- | On January 8, 2019
Writing is hard, even for people like me who make a living doing it, so sometimes it helps to have a writing partner. I’m not talking about an editor who reviews your final drafts for focus and clarity or a proofreader who checks for typos. I’m referring to someone you can collaborate with, step by step, on the thinking, organizing, and writing.
Here are three things a writing partner can help you do:
Nail the storyline (in plain English). It’s important to talk your ideas out loud—and preferably not to yourself. When you articulate your thoughts to someone, you quickly arrive at what you want your readers to take away, land on natural-sounding language, and identify a logical flow. Remember, if your writing is muddy, it’s because your thinking is muddy.

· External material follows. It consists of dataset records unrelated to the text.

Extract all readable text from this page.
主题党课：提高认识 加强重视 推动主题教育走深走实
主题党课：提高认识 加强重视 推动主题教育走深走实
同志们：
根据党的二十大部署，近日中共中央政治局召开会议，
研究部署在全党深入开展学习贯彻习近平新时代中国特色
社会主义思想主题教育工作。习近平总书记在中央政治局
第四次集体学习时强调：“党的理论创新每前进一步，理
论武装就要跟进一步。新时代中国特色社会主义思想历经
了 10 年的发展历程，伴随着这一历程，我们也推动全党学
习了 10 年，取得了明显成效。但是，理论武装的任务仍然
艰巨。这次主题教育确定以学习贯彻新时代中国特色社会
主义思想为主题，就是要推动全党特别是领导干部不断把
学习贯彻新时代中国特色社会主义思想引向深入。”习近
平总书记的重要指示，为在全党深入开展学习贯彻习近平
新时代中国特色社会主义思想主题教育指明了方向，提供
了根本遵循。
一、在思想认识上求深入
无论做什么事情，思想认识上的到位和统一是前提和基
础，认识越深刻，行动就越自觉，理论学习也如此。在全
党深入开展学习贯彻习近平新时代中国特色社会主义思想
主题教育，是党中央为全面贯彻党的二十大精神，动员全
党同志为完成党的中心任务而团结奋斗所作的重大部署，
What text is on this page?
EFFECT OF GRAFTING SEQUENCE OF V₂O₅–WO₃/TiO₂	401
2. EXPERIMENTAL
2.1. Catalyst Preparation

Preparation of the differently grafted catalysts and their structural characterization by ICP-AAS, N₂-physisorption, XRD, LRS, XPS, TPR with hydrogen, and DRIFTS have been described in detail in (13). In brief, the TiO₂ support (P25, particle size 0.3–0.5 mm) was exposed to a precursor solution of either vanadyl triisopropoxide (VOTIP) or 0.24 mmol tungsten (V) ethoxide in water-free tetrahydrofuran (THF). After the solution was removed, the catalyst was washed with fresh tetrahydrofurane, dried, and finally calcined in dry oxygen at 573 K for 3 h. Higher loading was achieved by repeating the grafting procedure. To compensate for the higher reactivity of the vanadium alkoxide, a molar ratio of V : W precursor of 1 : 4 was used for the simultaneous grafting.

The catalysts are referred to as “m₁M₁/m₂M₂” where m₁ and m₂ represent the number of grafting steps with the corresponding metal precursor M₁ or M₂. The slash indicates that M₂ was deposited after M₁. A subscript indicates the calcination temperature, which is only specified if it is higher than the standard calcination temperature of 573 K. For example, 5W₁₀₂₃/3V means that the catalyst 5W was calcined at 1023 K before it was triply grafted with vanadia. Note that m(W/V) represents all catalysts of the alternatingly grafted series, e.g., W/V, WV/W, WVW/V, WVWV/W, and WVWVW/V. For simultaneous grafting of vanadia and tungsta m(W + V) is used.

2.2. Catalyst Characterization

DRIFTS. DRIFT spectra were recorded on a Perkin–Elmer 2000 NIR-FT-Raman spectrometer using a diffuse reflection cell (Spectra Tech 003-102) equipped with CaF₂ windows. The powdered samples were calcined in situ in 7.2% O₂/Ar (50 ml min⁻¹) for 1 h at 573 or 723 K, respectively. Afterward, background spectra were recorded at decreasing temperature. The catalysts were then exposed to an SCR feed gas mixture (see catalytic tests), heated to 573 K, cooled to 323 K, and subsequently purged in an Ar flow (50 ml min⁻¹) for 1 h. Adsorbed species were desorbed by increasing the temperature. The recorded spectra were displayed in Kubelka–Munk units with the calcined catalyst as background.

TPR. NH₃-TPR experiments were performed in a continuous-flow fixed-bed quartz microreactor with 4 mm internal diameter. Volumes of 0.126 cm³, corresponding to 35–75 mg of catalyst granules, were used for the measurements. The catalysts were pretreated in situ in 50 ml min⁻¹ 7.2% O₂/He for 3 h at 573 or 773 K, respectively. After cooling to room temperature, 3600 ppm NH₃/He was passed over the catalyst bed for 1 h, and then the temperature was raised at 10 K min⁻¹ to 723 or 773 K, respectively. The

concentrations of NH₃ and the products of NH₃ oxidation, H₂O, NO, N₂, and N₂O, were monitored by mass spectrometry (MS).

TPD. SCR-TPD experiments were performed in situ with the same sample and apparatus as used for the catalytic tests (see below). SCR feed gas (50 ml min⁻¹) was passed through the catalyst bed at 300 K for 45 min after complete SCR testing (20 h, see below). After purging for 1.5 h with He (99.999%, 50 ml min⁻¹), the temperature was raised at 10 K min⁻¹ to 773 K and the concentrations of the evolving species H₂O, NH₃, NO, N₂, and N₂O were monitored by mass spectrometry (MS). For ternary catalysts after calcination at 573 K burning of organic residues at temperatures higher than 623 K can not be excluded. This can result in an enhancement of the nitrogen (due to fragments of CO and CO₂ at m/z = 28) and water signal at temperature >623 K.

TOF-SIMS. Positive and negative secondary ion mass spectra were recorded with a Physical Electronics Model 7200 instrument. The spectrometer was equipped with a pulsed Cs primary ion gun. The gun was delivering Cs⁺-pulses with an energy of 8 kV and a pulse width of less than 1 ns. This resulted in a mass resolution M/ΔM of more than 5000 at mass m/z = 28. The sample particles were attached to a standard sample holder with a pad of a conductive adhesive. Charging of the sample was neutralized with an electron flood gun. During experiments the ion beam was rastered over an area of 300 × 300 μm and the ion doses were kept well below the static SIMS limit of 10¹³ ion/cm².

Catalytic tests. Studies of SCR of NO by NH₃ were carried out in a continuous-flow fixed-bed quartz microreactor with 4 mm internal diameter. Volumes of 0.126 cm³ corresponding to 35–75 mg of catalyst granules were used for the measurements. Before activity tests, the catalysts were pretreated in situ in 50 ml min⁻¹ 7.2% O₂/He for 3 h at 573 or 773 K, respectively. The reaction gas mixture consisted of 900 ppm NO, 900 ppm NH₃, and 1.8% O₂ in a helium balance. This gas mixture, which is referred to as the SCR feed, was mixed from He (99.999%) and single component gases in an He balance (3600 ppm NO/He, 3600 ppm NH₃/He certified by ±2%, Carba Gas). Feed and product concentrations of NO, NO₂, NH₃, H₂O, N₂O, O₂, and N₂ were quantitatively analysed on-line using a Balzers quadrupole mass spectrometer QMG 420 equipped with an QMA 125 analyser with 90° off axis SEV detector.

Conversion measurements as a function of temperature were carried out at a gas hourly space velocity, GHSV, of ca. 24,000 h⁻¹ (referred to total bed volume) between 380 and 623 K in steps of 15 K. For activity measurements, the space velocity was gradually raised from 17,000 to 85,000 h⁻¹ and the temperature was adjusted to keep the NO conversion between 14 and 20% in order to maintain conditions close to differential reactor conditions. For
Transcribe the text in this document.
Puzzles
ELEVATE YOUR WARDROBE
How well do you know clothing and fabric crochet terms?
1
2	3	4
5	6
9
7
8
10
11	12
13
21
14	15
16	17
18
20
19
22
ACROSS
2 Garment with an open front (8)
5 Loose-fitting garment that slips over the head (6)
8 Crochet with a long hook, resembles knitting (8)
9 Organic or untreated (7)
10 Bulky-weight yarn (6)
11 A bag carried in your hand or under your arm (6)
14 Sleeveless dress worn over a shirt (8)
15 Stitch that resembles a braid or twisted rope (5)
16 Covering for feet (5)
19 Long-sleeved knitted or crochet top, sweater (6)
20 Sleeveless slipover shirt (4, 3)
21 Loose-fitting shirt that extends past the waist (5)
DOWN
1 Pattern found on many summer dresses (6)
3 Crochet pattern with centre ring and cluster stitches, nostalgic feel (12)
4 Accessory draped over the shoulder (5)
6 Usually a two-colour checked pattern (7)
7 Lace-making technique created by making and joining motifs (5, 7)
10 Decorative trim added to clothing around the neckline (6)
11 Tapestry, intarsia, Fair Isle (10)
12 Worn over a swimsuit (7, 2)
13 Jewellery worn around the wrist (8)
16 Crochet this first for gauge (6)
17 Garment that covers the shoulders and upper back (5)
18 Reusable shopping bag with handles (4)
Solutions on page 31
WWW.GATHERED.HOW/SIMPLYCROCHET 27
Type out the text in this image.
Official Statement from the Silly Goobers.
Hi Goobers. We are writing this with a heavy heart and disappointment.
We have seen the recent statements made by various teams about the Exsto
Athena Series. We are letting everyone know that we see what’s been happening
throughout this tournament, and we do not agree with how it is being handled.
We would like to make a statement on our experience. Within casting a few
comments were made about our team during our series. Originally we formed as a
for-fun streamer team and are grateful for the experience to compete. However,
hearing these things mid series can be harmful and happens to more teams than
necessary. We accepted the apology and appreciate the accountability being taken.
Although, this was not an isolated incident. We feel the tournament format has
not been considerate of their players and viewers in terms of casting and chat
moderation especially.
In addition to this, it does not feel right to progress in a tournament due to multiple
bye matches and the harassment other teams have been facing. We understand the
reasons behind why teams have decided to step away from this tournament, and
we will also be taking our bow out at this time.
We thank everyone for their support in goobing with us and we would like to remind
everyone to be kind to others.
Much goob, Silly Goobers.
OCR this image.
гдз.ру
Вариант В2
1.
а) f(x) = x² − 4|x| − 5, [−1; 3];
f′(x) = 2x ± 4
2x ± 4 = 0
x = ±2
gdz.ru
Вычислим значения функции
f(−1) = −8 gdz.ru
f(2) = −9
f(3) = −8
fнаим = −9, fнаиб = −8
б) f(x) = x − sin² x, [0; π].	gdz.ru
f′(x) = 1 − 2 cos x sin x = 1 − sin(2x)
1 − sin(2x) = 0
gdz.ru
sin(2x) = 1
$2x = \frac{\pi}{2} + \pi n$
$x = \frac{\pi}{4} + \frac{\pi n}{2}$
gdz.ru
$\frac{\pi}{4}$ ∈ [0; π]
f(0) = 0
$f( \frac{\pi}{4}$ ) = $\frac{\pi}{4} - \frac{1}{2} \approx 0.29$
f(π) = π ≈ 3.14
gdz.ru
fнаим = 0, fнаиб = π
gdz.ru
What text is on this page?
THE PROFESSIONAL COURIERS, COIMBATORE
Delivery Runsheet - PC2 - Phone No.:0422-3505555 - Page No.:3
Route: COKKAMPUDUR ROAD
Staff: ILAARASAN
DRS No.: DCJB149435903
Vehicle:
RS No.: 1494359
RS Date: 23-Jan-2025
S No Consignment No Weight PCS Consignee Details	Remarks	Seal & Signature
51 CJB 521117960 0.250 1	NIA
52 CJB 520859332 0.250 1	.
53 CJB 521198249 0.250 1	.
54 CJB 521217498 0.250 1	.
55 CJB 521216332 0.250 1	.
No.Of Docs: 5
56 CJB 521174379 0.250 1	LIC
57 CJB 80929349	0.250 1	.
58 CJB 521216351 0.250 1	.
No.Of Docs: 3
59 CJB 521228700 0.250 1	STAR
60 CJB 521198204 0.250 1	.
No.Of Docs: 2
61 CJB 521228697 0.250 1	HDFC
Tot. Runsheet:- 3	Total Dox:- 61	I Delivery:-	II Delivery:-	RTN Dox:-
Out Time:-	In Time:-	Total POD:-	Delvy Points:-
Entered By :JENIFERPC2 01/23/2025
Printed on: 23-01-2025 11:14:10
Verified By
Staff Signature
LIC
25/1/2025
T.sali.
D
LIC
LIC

Fill in the gaps. I write a lot about healthcare, but I’m not steeped in every aspect of it. I frequently collaborate with someone who knows things I don’t. I rely on her technical knowledge and sense of story, and she’d be the first to say I make her thoughts sound better. It’s best if your partner’s skills complement yours, not replicate them. I love it when she cuts through a jumble of thoughts and pronounces, “I hear the story this way.” And then my fingers fly across the keyboard. It’s a rush—kind of like calling your lifeline on “Who Wants to Be a Millionaire?” and winning the jackpot.
Get to the finish line—faster. If you have a writing partner, you’ll be editing each other’s work as you go, which speeds up the editing and proofing stage. In a fast-paced business world—where everything is due yesterday—this is invaluable.